Obama’s Pot Policy Is Refer Madness
C’mon, Barack. Do you seriously think marijuana is as dangerous as heroin? Then why are you afraid to do something about it?
By far the most frustrating thing about Barack Obama’s presidency, whatever your ideology, is its politics of contradiction. This is an administration as comfortable engineering an informal amnesty as it is deporting unlawful immigrants in record numbers—an administration as stubborn in trying to end our Bush-era wars as it is stubborn in expanding America’s military footprint.
But for all the executive two-facedness, the president’s most egregious hypocrisy has afflicted his approach to illegal drugs. Nowhere are the costs and shortcomings of his allegedly pragmatic approach more on display than in the confused, conflicted world of marijuana law.
Just two weeks after signing legislation that leaves states to pursue their own rules on medical pot, Obama’s Department of Justice has filed a strenuous defense of the drug’s Schedule I classification—the same category reserved for heroin. According to the Justice Department, “this psychoactive, addictive drug is not accepted as safe for medical use at this time, even with medical supervision,” in the words of Assistant U.S. Attorney Gregory Broderick of the Eastern District of California.
The president’s critics, accustomed to bemoaning his abuse of executive power, are now confronted with an act of sheer foolishness.

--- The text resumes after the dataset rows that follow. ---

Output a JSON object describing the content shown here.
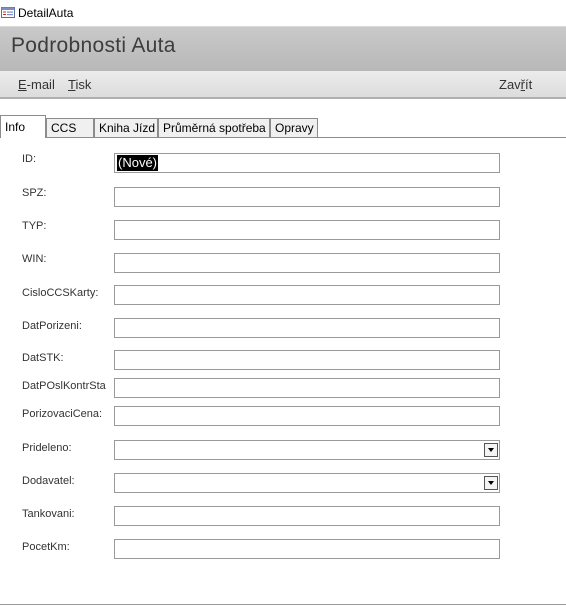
{
  "window": {
    "title": "DetailAuta",
    "icon": "form-icon"
  },
  "header": {
    "heading": "Podrobnosti Auta"
  },
  "toolbar": {
    "email": {
      "mnemonic": "E",
      "rest": "-mail"
    },
    "print": {
      "mnemonic": "T",
      "rest": "isk"
    },
    "close": {
      "pre": "Zav",
      "mnemonic": "ř",
      "rest": "ít"
    }
  },
  "tabs": [
    "Info",
    "CCS",
    "Kniha Jízd",
    "Průměrná spotřeba",
    "Opravy"
  ],
  "form": {
    "fields": [
      {
        "label": "ID:",
        "value": "(Nové)"
      },
      {
        "label": "SPZ:",
        "value": ""
      },
      {
        "label": "TYP:",
        "value": ""
      },
      {
        "label": "WIN:",
        "value": ""
      },
      {
        "label": "CisloCCSKarty:",
        "value": ""
      },
      {
        "label": "DatPorizeni:",
        "value": ""
      },
      {
        "label": "DatSTK:",
        "value": ""
      },
      {
        "label": "DatPOslKontrSta",
        "value": ""
      },
      {
        "label": "PorizovaciCena:",
        "value": ""
      },
      {
        "label": "Prideleno:",
        "value": ""
      },
      {
        "label": "Dodavatel:",
        "value": ""
      },
      {
        "label": "Tankovani:",
        "value": ""
      },
      {
        "label": "PocetKm:",
        "value": ""
      }
    ]
  }
}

It is bad enough that pot’s Schedule I classification is an enshrinement of ridiculous, bogus prejudices, twisted further by a legal history wherein 19th-century defense attorneys eyed marijuana intoxication as a rough-and-ready insanity defense.

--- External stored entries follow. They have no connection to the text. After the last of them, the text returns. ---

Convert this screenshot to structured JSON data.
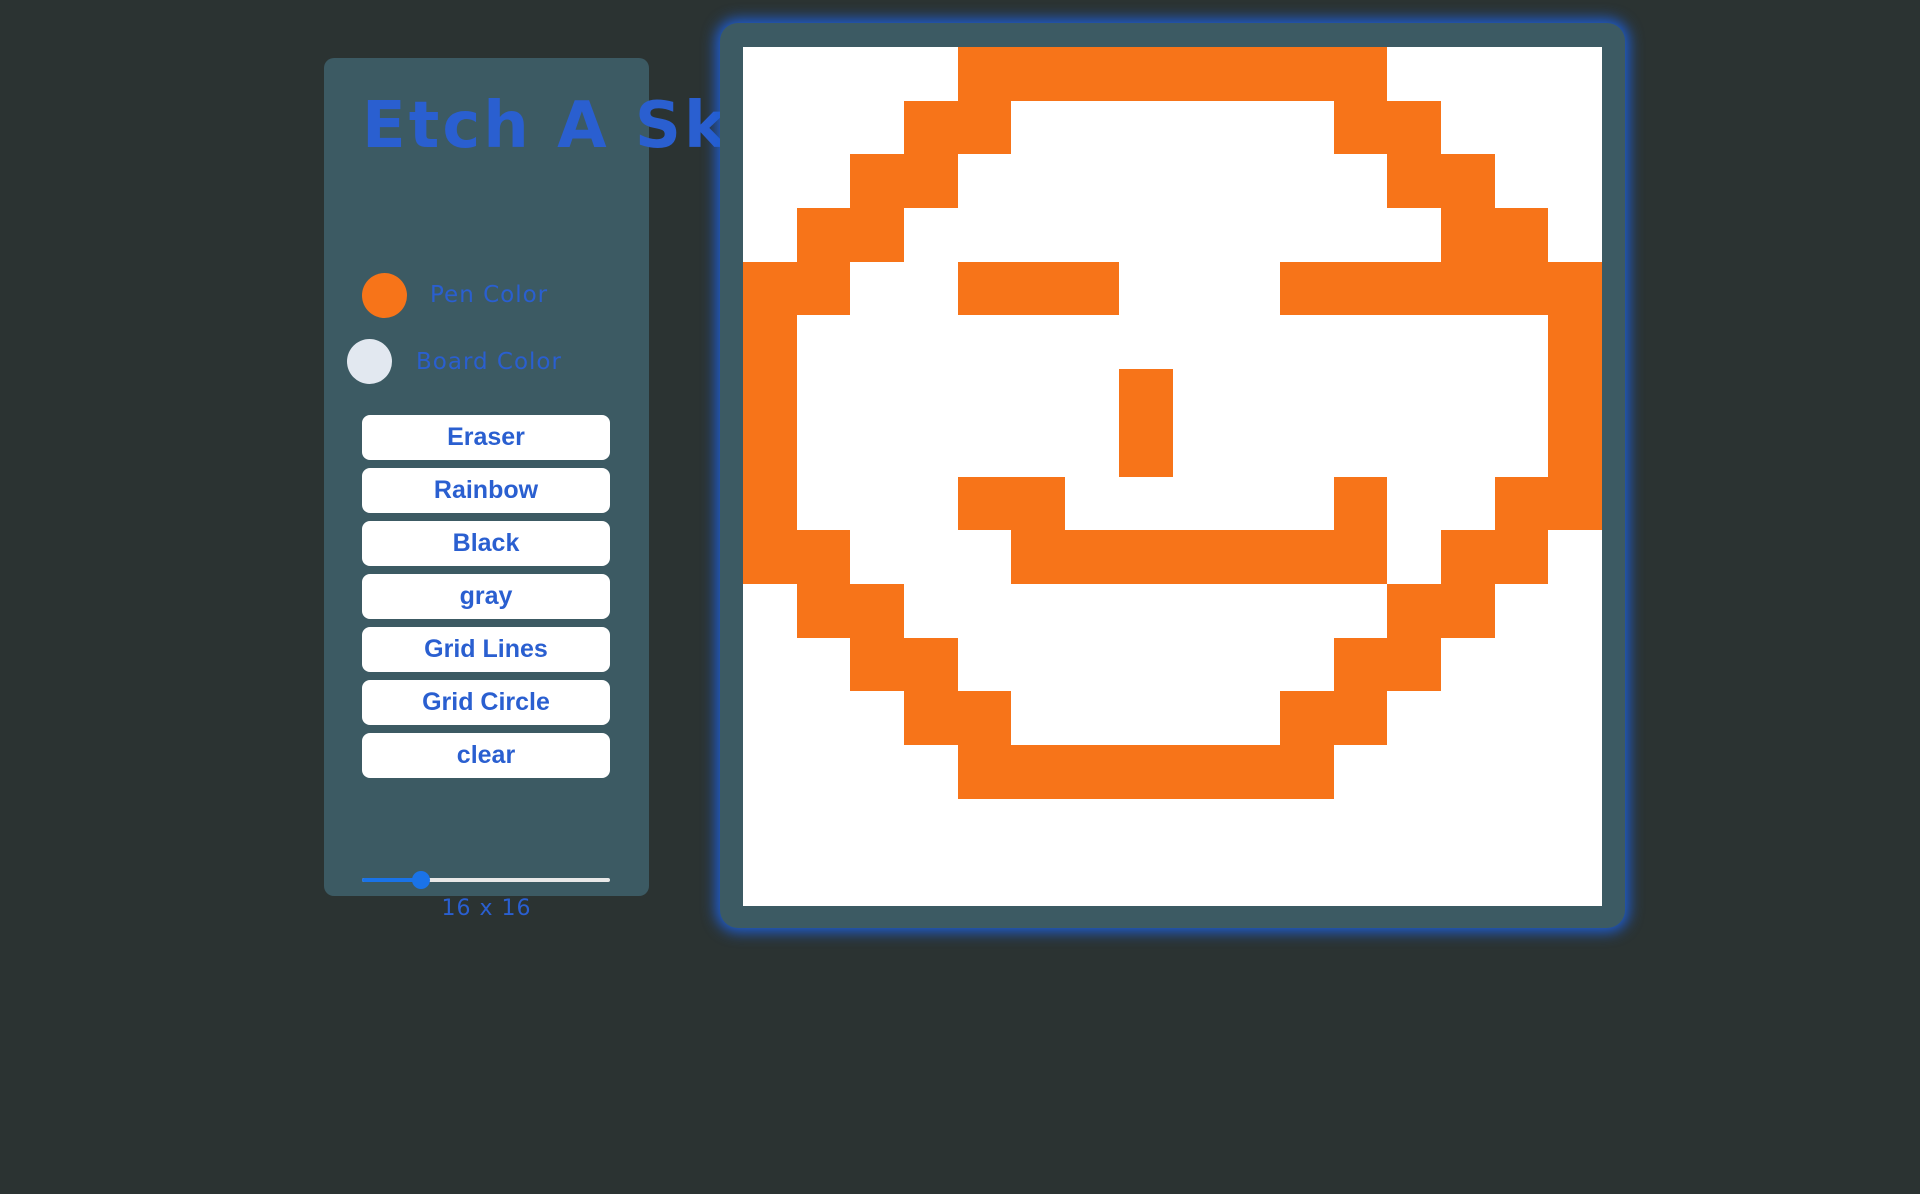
{
  "app": {
    "title": "Etch A Sketch"
  },
  "colors": {
    "pen": "#f77419",
    "board": "#e2e8f0",
    "cell_empty": "#ffffff",
    "accent": "#2a5fd0"
  },
  "controls": {
    "pen_label": "Pen Color",
    "board_label": "Board Color",
    "buttons": [
      {
        "label": "Eraser"
      },
      {
        "label": "Rainbow"
      },
      {
        "label": "Black"
      },
      {
        "label": "gray"
      },
      {
        "label": "Grid Lines"
      },
      {
        "label": "Grid Circle"
      },
      {
        "label": "clear"
      }
    ],
    "grid_size": 16,
    "size_label": "16 x 16",
    "slider": {
      "min": 1,
      "max": 64,
      "value": 16
    }
  },
  "board": {
    "rows": [
      "0000111111110000",
      "0001100000011000",
      "0011000000001100",
      "0110000000000110",
      "1100111000111111",
      "1000000000000001",
      "1000000100000001",
      "1000000100000001",
      "1000110000010011",
      "1100011111110110",
      "0110000000001100",
      "0011000000011000",
      "0001100000110000",
      "0000111111100000",
      "0000000000000000",
      "0000000000000000"
    ]
  }
}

Worse, the preservation of pot’s Schedule I status fiercely undermines whatever’s left of the rule of law when it comes to weed. However proper it may be to allow the states some leeway as laboratories of drug democracy, the chaotic regimes arising in jurisdictions with semi- and quasi-legalized marijuana are made malevolent by the maintenance of federal laws that directly oppose permissive reforms. It is now clear in Colorado, for instance, that medical and black-market pot has the upper hand over the legitimate marijuana business. Doubling down on Schedule I is, at best, a deranged way to push Americans away from “medical,” and toward recreational, use.
Alas, it is par for the course for the president, whose public comments on drugs—especially given his well-known personal pot history—have consistently failed to compute with his own policies. As Jacob Sullum recounts at Forbes, Obama has dubbed the war on drugs “an utter failure,” yet laughed out loud at the notion of legalizing marijuana; he has informed Jake Tapper that “[w]hat is and isn’t a Schedule I narcotic is a job for Congress. It’s not something by ourselves that we start changing.” That’s rich coming from the guy who made virtually identical remarks about immigration law, only to leap over Congress when the political fancy struck.
It’s even more puzzling considering that Eric Holder himself, in one of his final public pronouncements before announcing his intention to resign as attorney general, opined that the wisdom of reclassification was “certainly a question that we need to ask ourselves.” Yet not even Holder avowed, as Sullum indicates, that the executive branch really does possess the authority to move the regulatory needle away from Schedule I.
And so the same creeping rot of the rule of law that the administration has inflicted on immigration now bedevils our drug laws. This isn’t an abstract issue relevant only to constitutional obsessives. It’s a basic principle of ordered liberty that arises from even deeper foundations than our founding document. When the laws are in such discord and conflict as our drug laws are now, the enforcement of the law becomes of necessity an exercise in executive whim—compounding the capriciousness of arbitrary, selective application that Obama has made so conspicuous in his approach to governance.
At a time when the legitimacy and uniformity of government coercion has come into deep question among urban blacks in addition to suburban whites, the president needs to realize that in dithering on marijuana law he is playing with fire. His haphazard and contradictory mismanagement of America’s shift toward pot reform lends dangerous credence to the growing sense that our government no longer cares to guarantee our equal protection under the law.
Perhaps most puzzling of all, Obama’s evident willingness to use policy as a political weapon has failed to spur him out ahead of congressional Republicans. Obama could announce his intention to reclassify pot. He could deliver a quick, effective speech, or hold a proper press conference. He could order the Justice Department to begin the necessary regulatory work. Or (horrors) he could reach out to congressional leaders in both parties to pursue bipartisan legislation. But he hasn’t. And it doesn't seem he will.
Especially given Sen. Rand Paul’s degree of power, the president has given the GOP the rare, momentous opportunity to score a coup in the presidential preseason by rescheduling marijuana. “Even conservatives,” as enterprising Republicans could reasonably explain, “understand that marijuana use ought to be punished more leniently than heroin use, even if it ought to remain illegal. It’s more than smart politics. It’s common sense.”
What a presidential legacy that would be.